Les cartulaires des évêques de Liége renferment un diplôme de l’empereur Henri IV, daté d’Aix-la-Chapelle, en 1101, par lequel il réprime les violences qu’excerçait, dans les villages de Saive et d’Ernau, appartenant à l’abbaye de Saint-Jacques de Liége, un certain Guillaume de Namur, homme puissant et cruel, à qui Arnoul Ier en avait cédé l’avouerie (Wolters, ibid., p. 33). Les comtes de Looz étaient, depuis 1015, les avoués héréditaires de l’abbaye ; mais la charte de l’évêque Baldéric, qui leur avait conféré cette dignité, stipulait qu’ils ne donneraient jamais cette avouerie en fief et qu’ils ne percevraient d’autres droits que ceux qui étaient indiqués dans la charte. La décision prise par l’Empereur, dans la cour plénière qu’il tint à Aix-la-Chapelle, le 11 juin 1101, était conçue dans ce sens.

J.-J. Thonissen.

Auteurs cités sous la vie de Arnoul V.


  1. C’est à tort que Mantelius (Hist. loss., pp. 88 et sqq.) place l’érection de ce tribunal en 1088. Voyez Ernst, Histoire du Limbourg, t.

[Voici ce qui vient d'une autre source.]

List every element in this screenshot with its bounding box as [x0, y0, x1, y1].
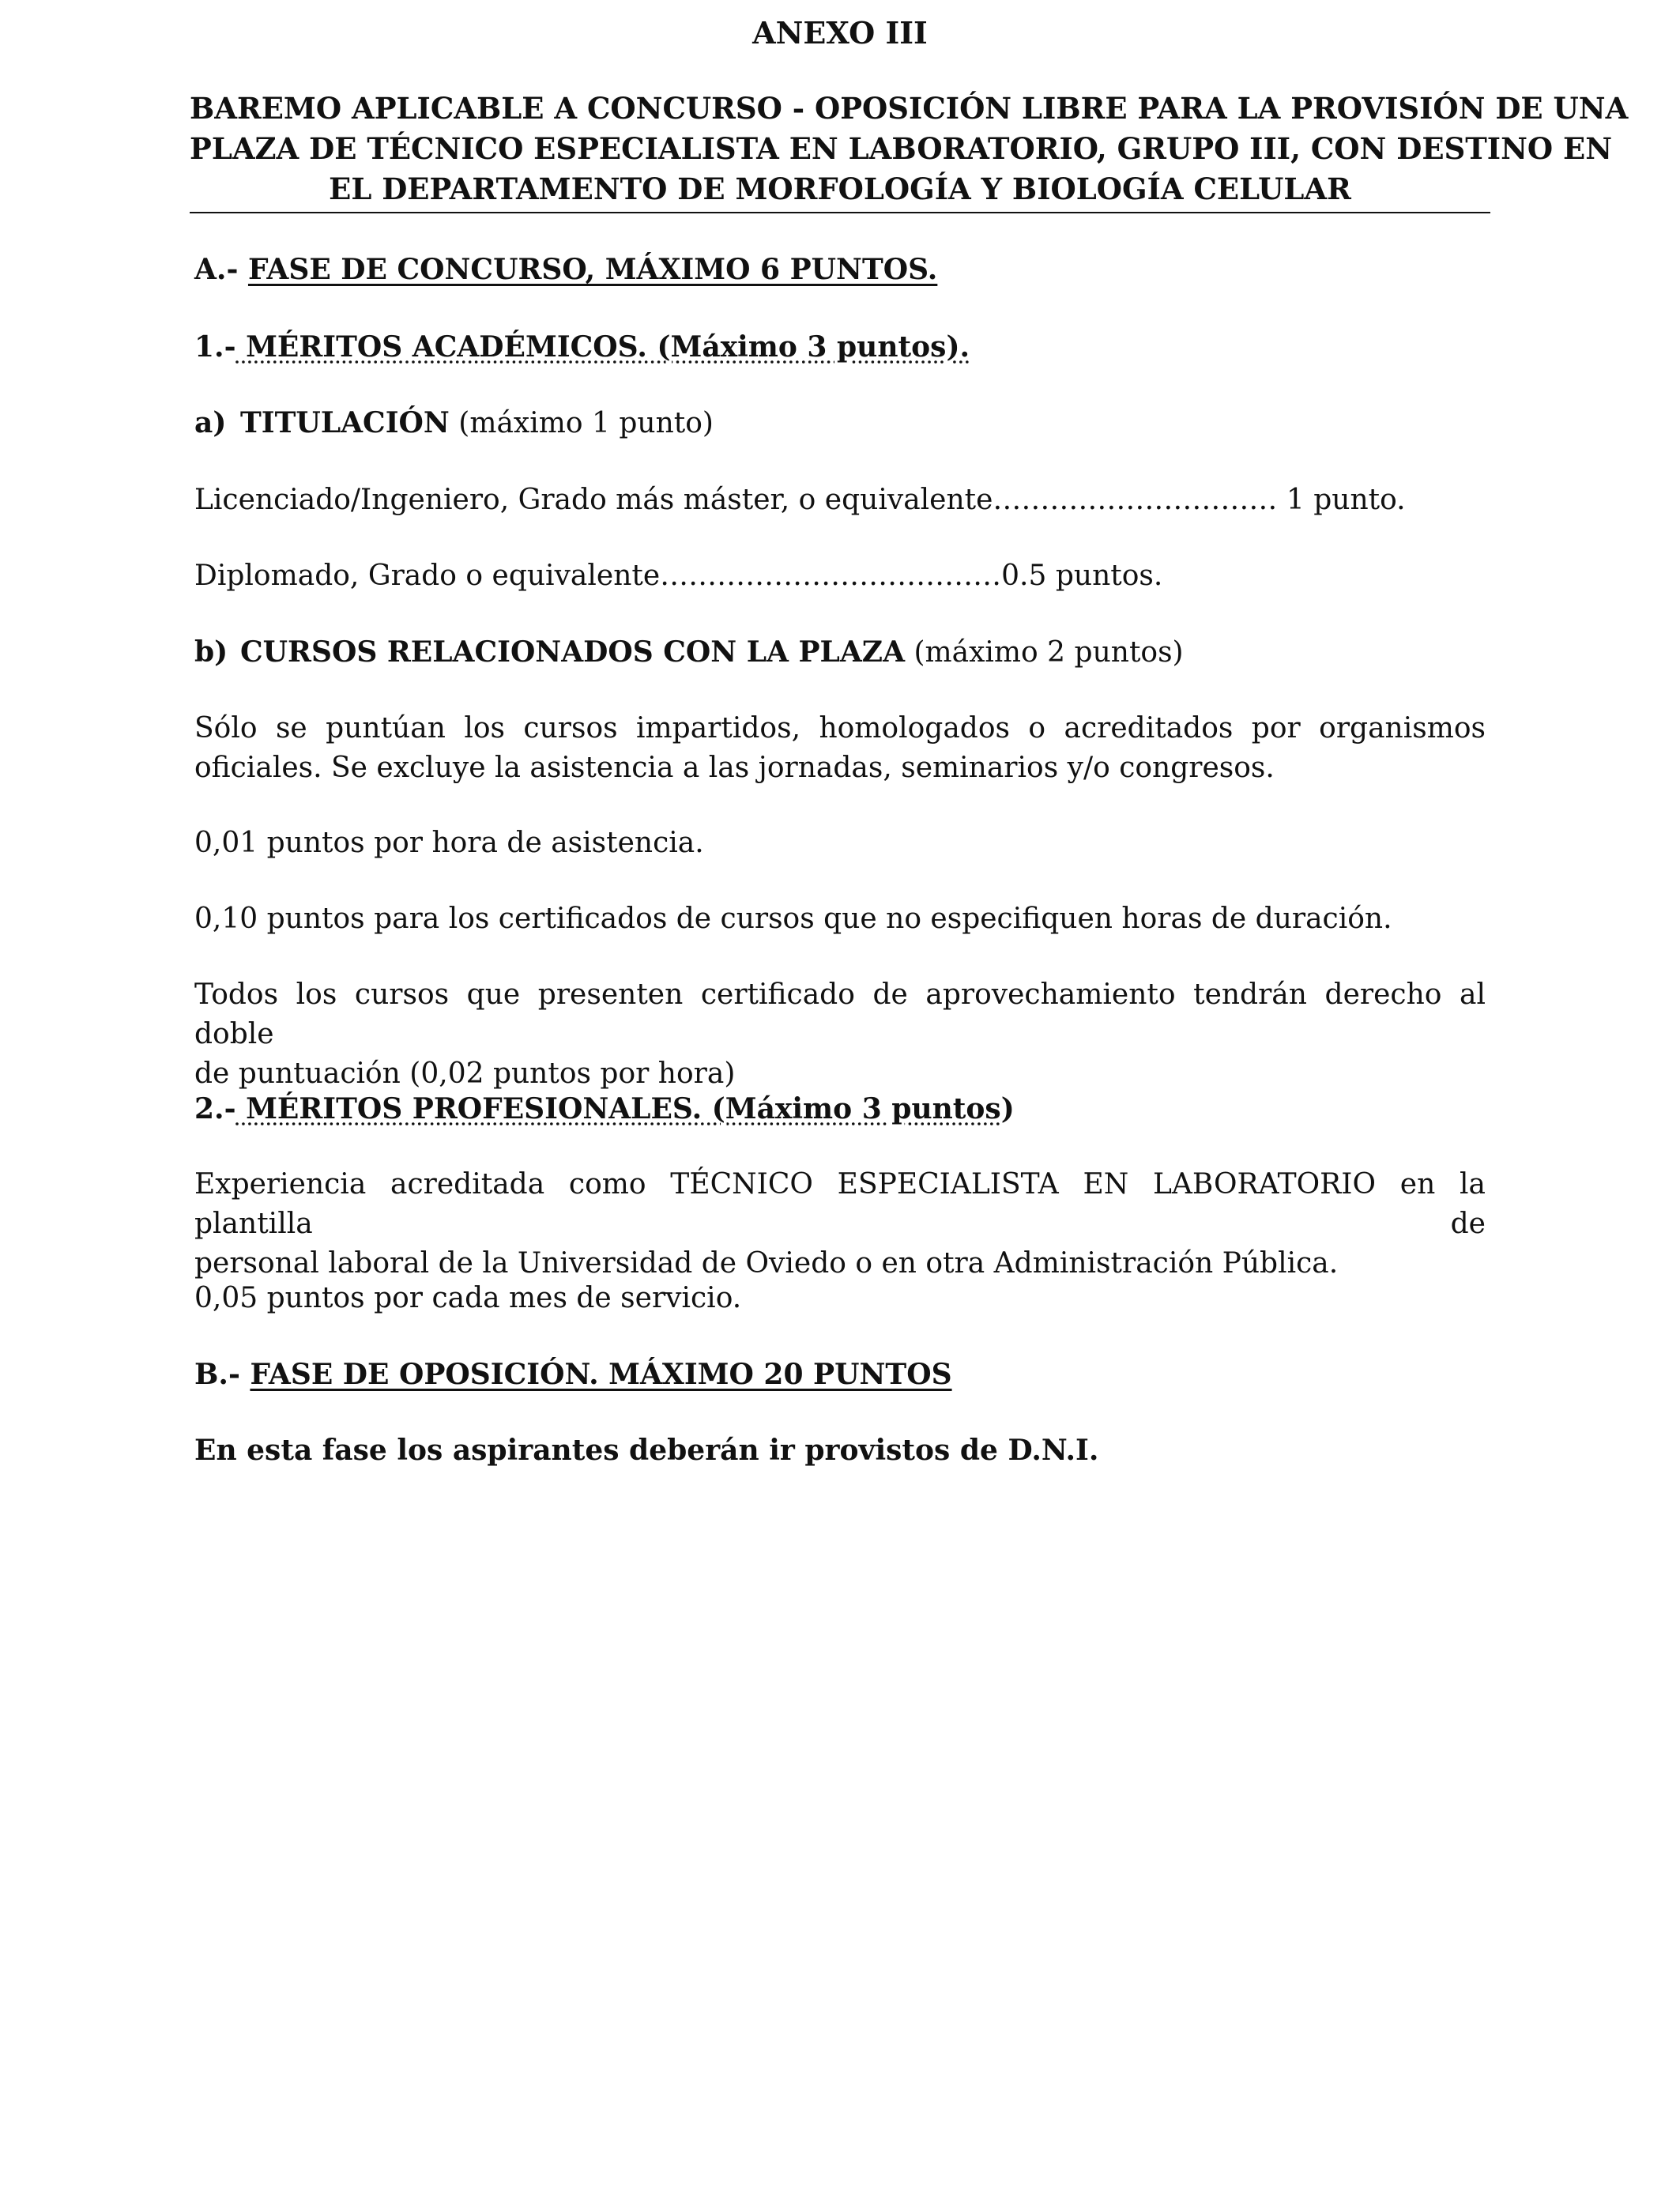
section-a-prefix: A.-: [194, 253, 248, 286]
document-title: [190, 89, 1629, 209]
item-b-label: b): [194, 635, 228, 669]
section-b-title: FASE DE OPOSICIÓN. MÁXIMO 20 PUNTOS: [250, 1358, 952, 1391]
academic-merits-heading: [194, 327, 970, 367]
item-b-title: CURSOS RELACIONADOS CON LA PLAZA: [240, 635, 906, 669]
courses-paragraph: [194, 709, 1486, 788]
degree-line-diploma: Diplomado, Grado o equivalente………………………………0.5 puntos.: [194, 560, 1163, 592]
degree-line-graduate: Licenciado/Ingeniero, Grado más máster, o equivalente………………………… 1 punto.: [194, 484, 1406, 516]
section-b-heading: [194, 1355, 952, 1394]
title-line: EL DEPARTAMENTO DE MORFOLOGÍA Y BIOLOGÍA CELULAR: [329, 172, 1351, 206]
final-note: En esta fase los aspirantes deberán ir provistos de D.N.I.: [194, 1434, 1099, 1467]
title-line: PLAZA DE TÉCNICO ESPECIALISTA EN LABORATORIO, GRUPO III, CON DESTINO EN: [190, 131, 1613, 166]
paragraph-line: Todos los cursos que presenten certificado de aprovechamiento tendrán derecho al doble: [194, 978, 1486, 1050]
item-a-title: TITULACIÓN: [240, 406, 450, 439]
section-a-title: FASE DE CONCURSO, MÁXIMO 6 PUNTOS.: [247, 253, 938, 286]
item-a-note: (máximo 1 punto): [449, 407, 714, 439]
title-divider: [190, 212, 1490, 213]
item-b-heading: [194, 632, 1184, 673]
section-a-heading: [194, 250, 937, 289]
paragraph-line: Sólo se puntúan los cursos impartidos, homologados o acreditados por organismos: [194, 712, 1486, 745]
item-a-heading: [194, 403, 714, 443]
double-score-paragraph: [194, 975, 1486, 1094]
item-b-note: (máximo 2 puntos): [905, 636, 1184, 669]
title-line: BAREMO APLICABLE A CONCURSO - OPOSICIÓN LIBRE PARA LA PROVISIÓN DE UNA: [190, 91, 1629, 126]
professional-merits-title: MÉRITOS PROFESIONALES. (Máximo 3 puntos: [235, 1092, 1001, 1125]
experience-paragraph: [194, 1165, 1486, 1284]
points-no-hours: 0,10 puntos para los certificados de cursos que no especifiquen horas de duración.: [194, 903, 1392, 935]
section-b-prefix: B.-: [194, 1358, 250, 1391]
academic-merits-prefix: 1.-: [194, 330, 236, 364]
paragraph-line: de puntuación (0,02 puntos por hora): [194, 1057, 736, 1090]
paragraph-line: Experiencia acreditada como TÉCNICO ESPECIALISTA EN LABORATORIO en la plantilla de: [194, 1168, 1486, 1240]
professional-merits-prefix: 2.-: [194, 1092, 236, 1125]
item-a-label: a): [194, 406, 227, 439]
points-per-month: 0,05 puntos por cada mes de servicio.: [194, 1282, 742, 1314]
professional-merits-heading: [194, 1089, 1015, 1129]
academic-merits-title: MÉRITOS ACADÉMICOS. (Máximo 3 puntos).: [235, 330, 970, 364]
points-per-hour: 0,01 puntos por hora de asistencia.: [194, 827, 704, 859]
annex-heading: ANEXO III: [752, 15, 928, 51]
paragraph-line: personal laboral de la Universidad de Oviedo o en otra Administración Pública.: [194, 1247, 1339, 1280]
professional-merits-suffix: ): [1000, 1092, 1015, 1125]
paragraph-line: oficiales. Se excluye la asistencia a las jornadas, seminarios y/o congresos.: [194, 752, 1275, 784]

II, p. 9.
  2. L’administration temporelle et spirituelle de Saint-Trond offrait un caractère tout exceptionnel. Saint Trudon, fondateur de la cité, avait donné à saint Cloud, évêque de Metz, les vastes domaines qu’il possédait sur les rives de la Cicindria ; mais, quant à ses propriétés de Sarchinium (emplacement de la ville), il s’était réservé, pour lui et pour les abbés ses successeurs, l’administration simultanée avec les évêques de Metz. De là surgit entre ceux-ci et les abbés de Saint-Trond une souveraineté indivise, qui devint une source de complications d’autant plus abondante qu’un troisième prince, l’évêque de Liége, exerçait le pouvoir spirituel.
         En 1227, Hugues de Pierrepont, évêque de Liége, céda à l’église de Metz le bourg de Madières, en échange des droits de souveraineté que cette église possédait à Saint-Trond.
  3. D’après l’auteur des Gesta abbatum trudonensium, la garnison de la tour, dans la nuit qui suivit l’incendie de la ville, avait envoyé une députation au comte de Looz, pour lui déclarer qu’elle était prête à se rendre et à se placer sous sa protection. (Lib. III.)
  4. Les évêques de Metz, trop éloignés de Ιa ville, avaient délégué l’avouerie de Saint-Trond aux ducs de Lotharingie, et ceux-ci, absorbés par des intérêts plus graves, avaient, à leur tour, subdélégué ces fonctions (en 1060) aux comtes de Duras. Saint-Trond avait ainsi un haut avoué et un avoué ou, pour mieux dire, un sous-avoué. En 1180, Conon et Pierre, comtes de Duras, vendirent leur comté et l’avouerie de Saint-Trond à Gérard, comte de Looz.(Voyez Demal, L’Avouerie de Saint-Trond, p. 15 et 72.)